1. Introduction

A measure of central tendency is a summary statistic that represents the center point or typical value of a dataset. These measures indicate where most values in a distribution fall and are also referred to as the “location” of the data.

The three most common measures are: 1. The Mean 2. The Median 3. The Mode

2. The Arithmetic Mean

The mean (or average) is the sum of all values divided by the total number of values.

Mathematical Formula

For a sample of size $n$, the sample mean $\bar{x}$ is calculated as:

\[\bar{x} = \frac{\sum_{i=1}^{n} x_i}{n} = \frac{x_1 + x_2 + ... + x_n}{n}\]

Where: - $\sum$: Symbol for summation. - $x_i$: Each individual value in the dataset. - $n$: The number of observations.

Real-Life Example

Imagine a small tech startup with five employees earning the following annual salaries (in thousands of dollars): 50, 60, 65, 70, and 75.

R Implementation

salaries <- c(50, 60, 65, 70, 75)
mean_salary <- mean(salaries)
print(paste("The mean salary is:", mean_salary))

## [1] "The mean salary is: 64"

3. The Median

The median is the middle value in a dataset when the values are arranged in ascending or descending order.

Mathematical Formula

Arrange data from smallest to largest.
If $n$ is odd, the median is the middle value: \[\text{Median} = x_{(\frac{n+1}{2})}\]
If $n$ is even, the median is the average of the two middle values: \[\text{Median} = \frac{x_{(n/2)} + x_{(n/2 + 1)}}{2}\]

Real-Life Example

Consider the same salaries: 50, 60, 65, 70, 75. The middle value is 65. If we add a CEO earning 300, the set becomes: 50, 60, 65, 70, 75, 300.

R Implementation

salaries_with_ceo <- c(50, 60, 65, 70, 75, 300)

# Mean vs Median
mean_val <- mean(salaries_with_ceo)
median_val <- median(salaries_with_ceo)

cat("Mean with CEO:", mean_val, "\n")

## Mean with CEO: 103.3333

cat("Median with CEO:", median_val)

## Median with CEO: 67.5

Note: The median is “robust” to outliers, whereas the mean is heavily pulled by the CEO’s high salary.

4. The Mode

The mode is the value that appears most frequently in a dataset.
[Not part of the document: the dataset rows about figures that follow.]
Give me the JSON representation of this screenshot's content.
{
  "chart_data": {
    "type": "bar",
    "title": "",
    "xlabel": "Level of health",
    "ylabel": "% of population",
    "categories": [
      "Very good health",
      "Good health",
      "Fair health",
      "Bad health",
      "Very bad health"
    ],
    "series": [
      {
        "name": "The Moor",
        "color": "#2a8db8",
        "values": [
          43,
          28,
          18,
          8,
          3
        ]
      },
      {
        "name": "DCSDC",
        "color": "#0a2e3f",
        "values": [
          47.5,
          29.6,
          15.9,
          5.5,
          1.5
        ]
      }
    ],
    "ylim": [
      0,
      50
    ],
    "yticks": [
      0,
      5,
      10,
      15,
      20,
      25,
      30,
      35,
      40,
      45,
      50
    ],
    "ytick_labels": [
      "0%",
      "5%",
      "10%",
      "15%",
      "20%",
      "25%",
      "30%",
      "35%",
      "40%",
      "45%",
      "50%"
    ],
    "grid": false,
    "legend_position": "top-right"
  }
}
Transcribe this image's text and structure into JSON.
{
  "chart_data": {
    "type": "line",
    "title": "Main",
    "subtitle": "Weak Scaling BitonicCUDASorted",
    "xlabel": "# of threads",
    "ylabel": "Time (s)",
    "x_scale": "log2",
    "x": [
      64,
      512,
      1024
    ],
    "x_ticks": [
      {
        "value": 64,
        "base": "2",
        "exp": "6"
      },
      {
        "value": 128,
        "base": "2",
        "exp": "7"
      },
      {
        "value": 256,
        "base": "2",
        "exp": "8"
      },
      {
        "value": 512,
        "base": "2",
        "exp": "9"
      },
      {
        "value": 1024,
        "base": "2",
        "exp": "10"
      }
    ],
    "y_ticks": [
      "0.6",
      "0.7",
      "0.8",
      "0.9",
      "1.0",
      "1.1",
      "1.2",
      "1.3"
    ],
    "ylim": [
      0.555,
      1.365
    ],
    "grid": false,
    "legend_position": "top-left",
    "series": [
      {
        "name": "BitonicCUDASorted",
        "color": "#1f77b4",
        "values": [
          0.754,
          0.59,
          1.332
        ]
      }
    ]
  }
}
A distribution can be unimodal (one mode), bimodal (two modes), or multimodal.

Real-Life Example

A shoe store tracks the sizes sold in one hour: 7, 8, 8, 9, 10, 10, 10, 11. The mode is 10 because it appears three times.

R Implementation

Standard R does not have a built-in function for Mode, so we create a custom function:

get_mode <- function(v) {
   uniqv <- unique(v)
   uniqv[which.max(tabulate(match(v, uniqv)))]
}

shoe_sizes <- c(7, 8, 8, 9, 10, 10, 10, 11)
print(paste("The mode of shoe sizes is:", get_mode(shoe_sizes)))
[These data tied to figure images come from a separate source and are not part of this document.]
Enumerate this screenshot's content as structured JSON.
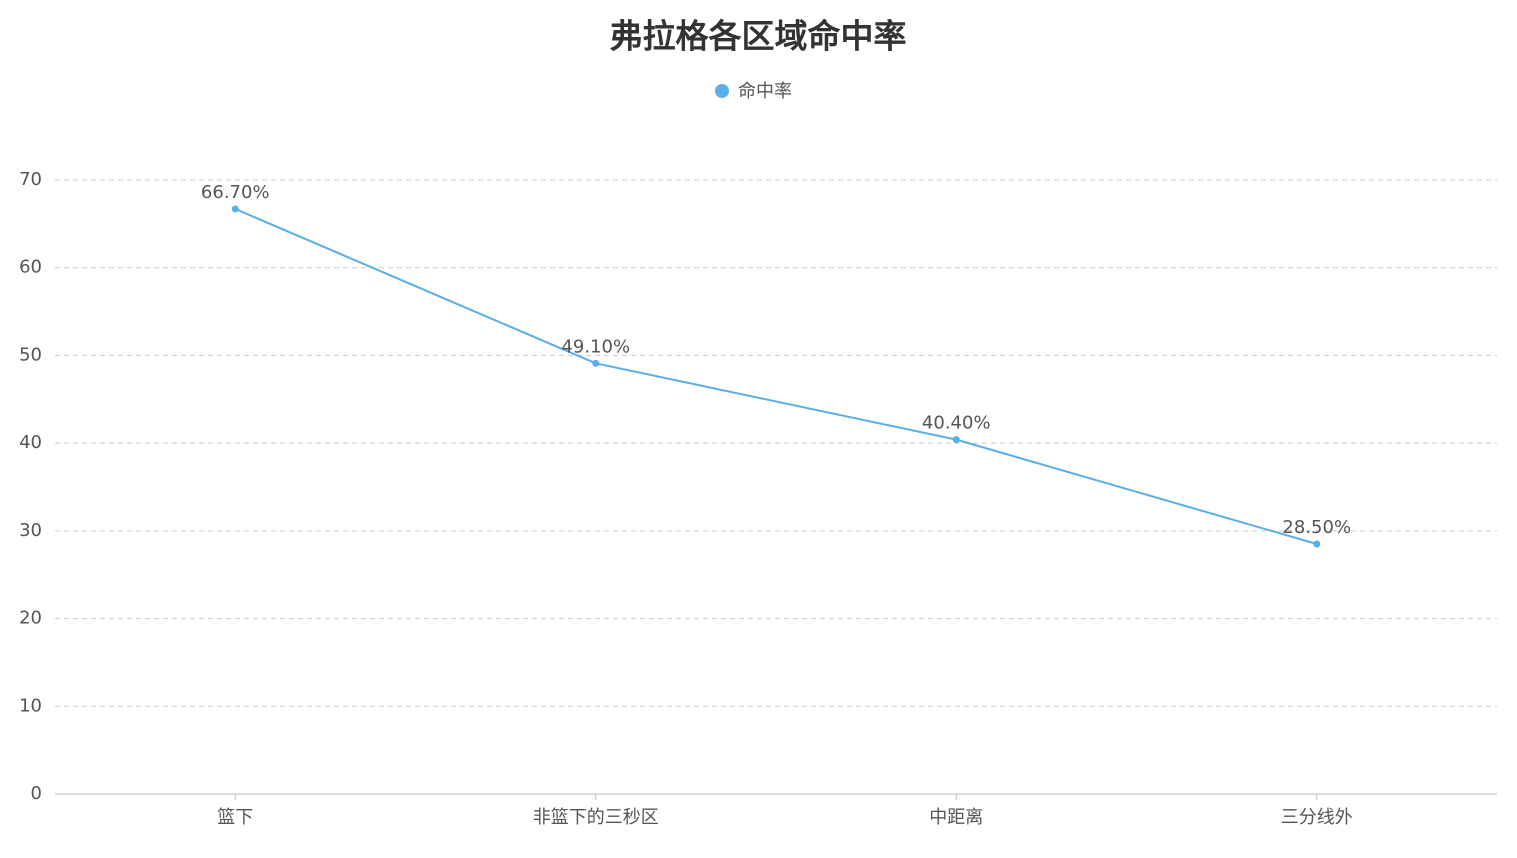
{
  "chart_data": {
    "type": "line",
    "title": "弗拉格各区域命中率",
    "categories": [
      "篮下",
      "非篮下的三秒区",
      "中距离",
      "三分线外"
    ],
    "series": [
      {
        "name": "命中率",
        "color": "#5aaee8",
        "values": [
          66.7,
          49.1,
          40.4,
          28.5
        ],
        "value_labels": [
          "66.70%",
          "49.10%",
          "40.40%",
          "28.50%"
        ]
      }
    ],
    "ylim": [
      0,
      70
    ],
    "yticks": [
      0,
      10,
      20,
      30,
      40,
      50,
      60,
      70
    ],
    "grid": true,
    "legend": "top"
  }
}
## [1] "The mode of shoe sizes is: 10"

5. Comparison: When to use what?

Measure	Best for…	Sensitivity to Outliers
Mean	Symmetric data, Normal distributions	High (Very Sensitive)
Median	Skewed data (e.g., Income, Home prices)	Low (Robust)
Mode	Categorical data (e.g., Favorite color)	Low

Visualization of Skewness

6. Summary Exercise

The following vector represents the daily number of customers at a local cafe over 10 days: 34, 45, 40, 38, 50, 45, 55, 120, 42, 41.

Calculate the Mean.
Calculate the Median.
Identify the Outlier.
Which measure provides a better “typical” day for the cafe owner?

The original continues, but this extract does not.